In defense of Gisele

Jason Gay is the sports columnist for the Wall Street Journal. He seems constitutionally incapable of covering sports without giving free rein to his sense of humor. His gentlemanly defense of Gisele Bündchen’s unsportsmanlike comment on the Pats’ loss to the Giants in the Super Bowl this week was no exception. (Ms. Bündchen is of course the supermodel wife of Pats quarterback Tom Brady. She criticized the Pats’ receivers in response to a fan who taunted her after the Pats’ loss.)

Gay opens by mocking himself for coming to Gisele’s defense: “I know: how brave! Tomorrow I will stick up for four-day weekends, vintage Scorsese movies and sun. I will endorse melted cheese over tomato sauce over flattened dough. I will champion Mustang convertibles and cold beer at the end of a 12-hour day.
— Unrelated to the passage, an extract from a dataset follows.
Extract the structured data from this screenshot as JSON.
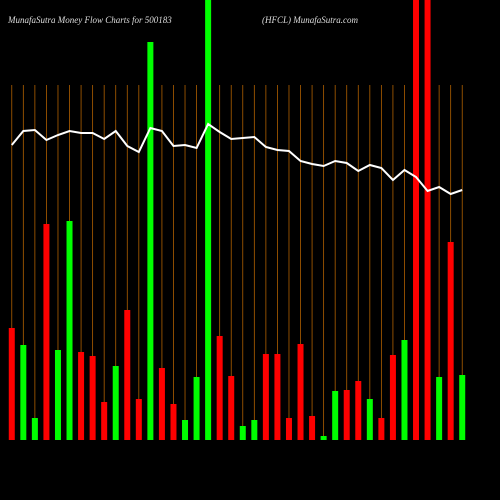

But Gisele is under a blustery siege, and somebody’s got to stand by the world’s most famous supermodel.”

Gay proceeds to make three good and mostly funny points about the Gisele “controversy.” But Gay’s true subject in this column is a bit off the beaten sports track. Here is Gay’s point 4, giving the column a sort of O. Henry ending:

The last thing I thought was this: Wow, Gisele Bündchen really loves Tom Brady. She loves him in the irrational way that people who are in love love each other. She loves him blind.

This is a comforting, uncynical thing. Maybe you’re married, maybe not—maybe you were married once—but one of the things you want in a union is that kind of unconditional, unrestrained, forget-everyone-else support. Everybody should be lucky to have a fierce advocate in their corner, and you should be a fierce advocate in their corner too. Leave the measured consideration and the caveats to the friends and the shrinks. You want your spouse to tell you it’s going to be OK. To defend you when nobody else will.

Even when it’s wrong. Even when it sounds like lashing out. Even when it’s the absolute incorrect thing to say. Because they’ve got your back. Because you’ve got theirs. Because that’s love.

I’m not saying she was right, I’m not saying she shouldn’t regret it. But the supermodel loves the quarterback.

The fairy tale is actually a fairy tale. It’s so unfair, but it’s also pretty sweet.

Thanks to the commenter below for correcting the usage error I originally made confusing “reign” with “rein.”